A look from 2001 to now

Posted by Thomas Vincent on June 12, 2015

I have been interested in the game flow and dynamics of NBA games for a while, and so have decided to start a series of blog posts that will hopefully culminate in a web app that processes and displays game flows for present and historical games. Before that, however, I wanted to sink my teeth into the data and run a few analysis that may be of interest.

To start of with, I wrote a Python script that scraped all available play-by-play data for all games played between the seasons 2001-2014. The output was stored in a SQL database of ~450Mb, which translate to a 7,364,787 x 8 matrix when read in memory. With the data now available for analysis, we can proceed toowards producing some vizualizations of the data. First, I set out to explore the score differential for each team, which I figured would be an interesting proxy for overall performance. In this blog post, I looked at the average number of points that teams were ahead/behind when they were playing at home or away.

Here, the score differential attributed to a team during any given season was simply calculated as the average score difference observed at every scoring event. More formally, we can write this as:

\[ScoreDiff = \frac{\sum_{n=1}^{N} S_{n} - O_{n}}{N}\]

where \(N\) is the total number of scoring events played by a team at home or away, \(S_{i}\) and \(O_{i}\) are the scores for the home and away team at scoring event \(n\), respectively. Therefore, a positive \(ScoreDiff\) indicates that a team tends to be in the lead, while a negative \(ScoreDiff\) indicates that teams tend to be behind. The first chart below shows the average score differential for teams playing on their home-court.

Average score differential for teams when playing at home

One cool thing about these plots is that they allow to quickly see which teams have been consistently excellent at home. For example, we can see that the San Antonio Spurs and Dallas Mavericks are two teams that have achieved positive score differentials all the way from 2000 to 2014 when playing at home. Could it be a Texas thing?

Strong performance at home for the Spurs and Mavericks

Next, we can look at the score differentials achieved by teams playing away. In this case, we see that San Antonio is again the team that plays the best when away from home. Of the historically worst teams out there, we have New York, Toronto, Golden State and Utah.

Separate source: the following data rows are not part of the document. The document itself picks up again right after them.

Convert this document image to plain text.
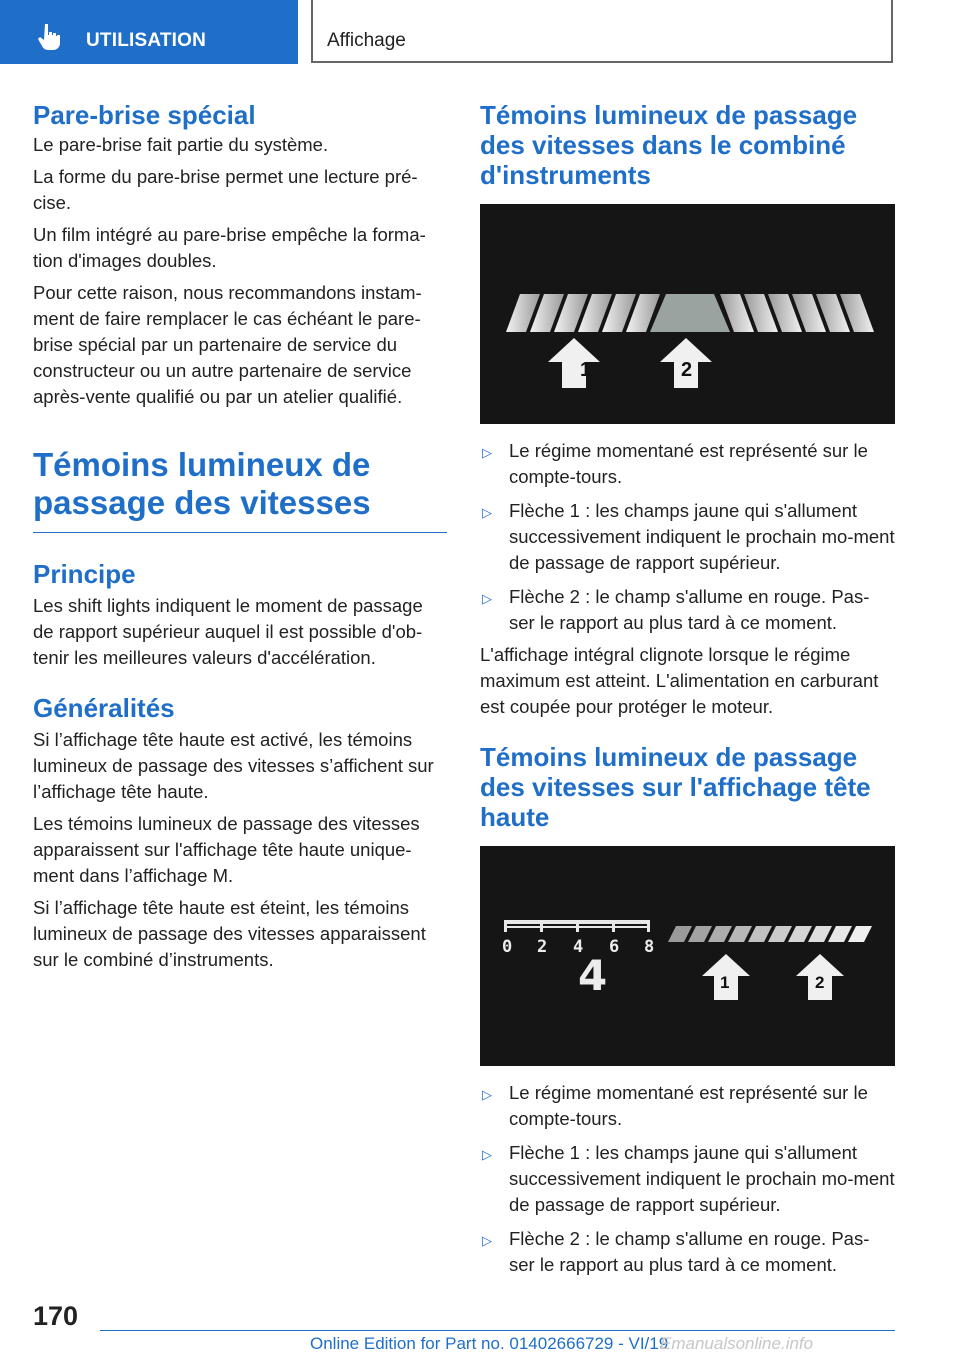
UTILISATION	Affichage
Pare-brise spécial

Le pare-brise fait partie du système.

La forme du pare-brise permet une lecture pré-cise.

Un film intégré au pare-brise empêche la forma-tion d'images doubles.

Pour cette raison, nous recommandons instam-ment de faire remplacer le cas échéant le pare-brise spécial par un partenaire de service du constructeur ou un autre partenaire de service après-vente qualifié ou par un atelier qualifié.

Témoins lumineux de passage des vitesses
Principe

Les shift lights indiquent le moment de passage de rapport supérieur auquel il est possible d'ob-tenir les meilleures valeurs d'accélération.

Généralités

Si l’affichage tête haute est activé, les témoins lumineux de passage des vitesses s’affichent sur l’affichage tête haute.

Les témoins lumineux de passage des vitesses apparaissent sur l'affichage tête haute unique-ment dans l’affichage M.

Si l’affichage tête haute est éteint, les témoins lumineux de passage des vitesses apparaissent sur le combiné d’instruments.

Témoins lumineux de passage des vitesses dans le combiné d'instruments
1	2
▷ Le régime momentané est représenté sur le compte-tours.
▷ Flèche 1 : les champs jaune qui s'allument successivement indiquent le prochain mo-ment de passage de rapport supérieur.
▷ Flèche 2 : le champ s'allume en rouge. Pas-ser le rapport au plus tard à ce moment.

L'affichage intégral clignote lorsque le régime maximum est atteint. L'alimentation en carburant est coupée pour protéger le moteur.

Témoins lumineux de passage des vitesses sur l'affichage tête haute
0 2 4 6 8
4	1	2
▷ Le régime momentané est représenté sur le compte-tours.
▷ Flèche 1 : les champs jaune qui s'allument successivement indiquent le prochain mo-ment de passage de rapport supérieur.
▷ Flèche 2 : le champ s'allume en rouge. Pas-ser le rapport au plus tard à ce moment.
170
Online Edition for Part no. 01402666729 - VI/19
Emanualsonline.info
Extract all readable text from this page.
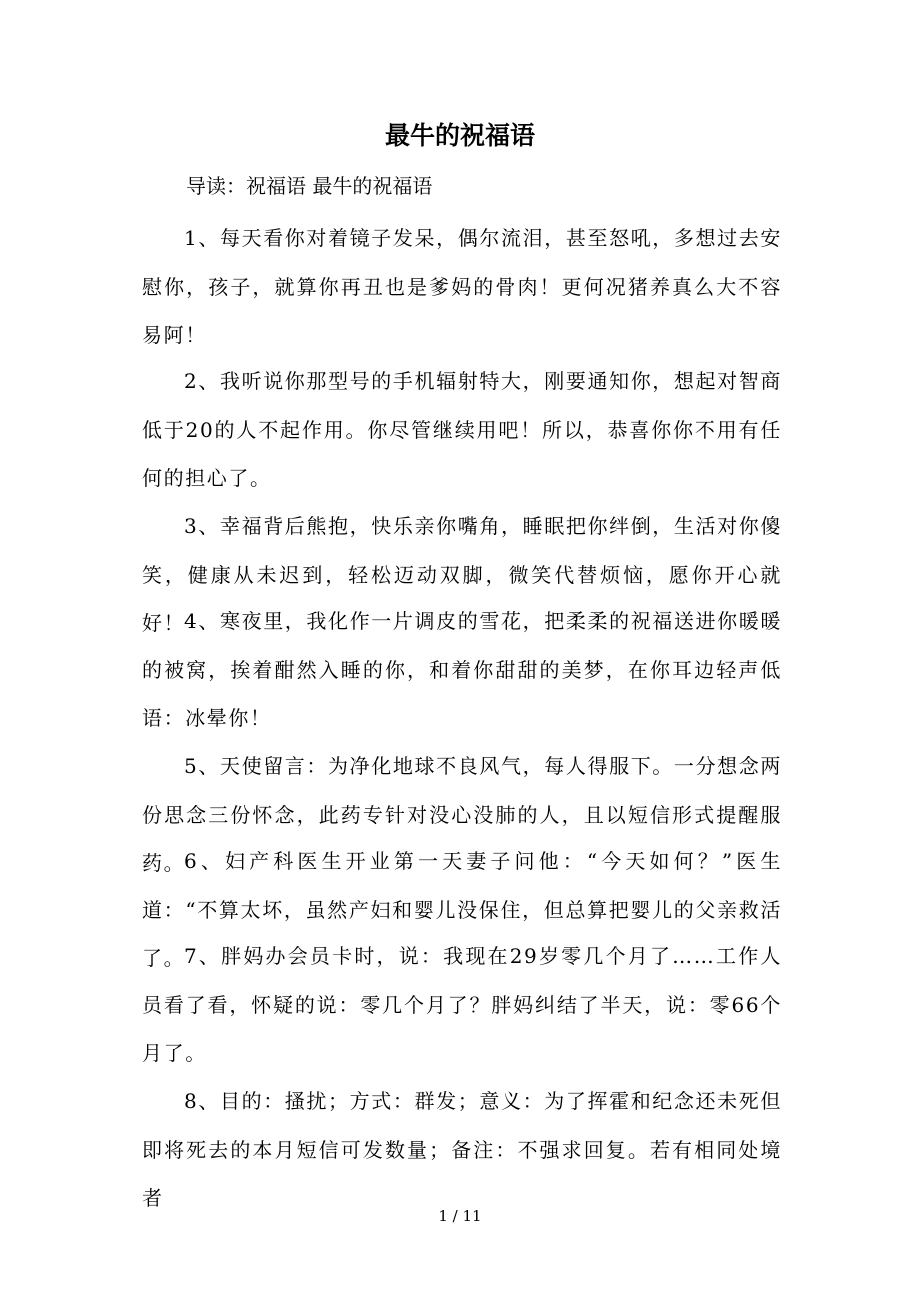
最牛的祝福语

导读：祝福语 最牛的祝福语

1、每天看你对着镜子发呆，偶尔流泪，甚至怒吼，多想过去安慰你，孩子，就算你再丑也是爹妈的骨肉！更何况猪养真么大不容易阿！

2、我听说你那型号的手机辐射特大，刚要通知你，想起对智商低于20的人不起作用。你尽管继续用吧！所以，恭喜你你不用有任何的担心了。

3、幸福背后熊抱，快乐亲你嘴角，睡眠把你绊倒，生活对你傻笑，健康从未迟到，轻松迈动双脚，微笑代替烦恼，愿你开心就好！

4、寒夜里，我化作一片调皮的雪花，把柔柔的祝福送进你暖暖的被窝，挨着酣然入睡的你，和着你甜甜的美梦，在你耳边轻声低语：冰晕你！

5、天使留言：为净化地球不良风气，每人得服下。一分想念两份思念三份怀念，此药专针对没心没肺的人，且以短信形式提醒服药。

6、妇产科医生开业第一天妻子问他：“今天如何？”医生道：“不算太坏，虽然产妇和婴儿没保住，但总算把婴儿的父亲救活了。

7、胖妈办会员卡时，说：我现在29岁零几个月了……工作人员看了看，怀疑的说：零几个月了？胖妈纠结了半天，说：零66个月了。

8、目的：搔扰；方式：群发；意义：为了挥霍和纪念还未死但即将死去的本月短信可发数量；备注：不强求回复。若有相同处境者

1 / 11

Average score differential for teams playing away

Worst performing teams away

The charts below show the advantages that steams from teams playing on their home-court. Surisingly, the average score differential per season (both away and at home) was not correlated to how many wins were achieved by each team. This is clearly shown in the two plots below. I would guess that this is the due to the fact that many teams go on signifcant runs that may actually superseed the fact that they are not necessarily in the lead all the time.


Correlation between home score differential and win shares

Correlation between away score differential and win shares

In this first part, I have looked at the average number of points that teams lead or trail across all games played in a season. I have actually seen other examples online of gameflow charts that typically display score differential during the course of a game. While this method of looking a game flow is interesting, it is somewhat limited. In the upcoming part of this blog series, I will look at scoring streaks, proportion of time in the lead, and largest leads.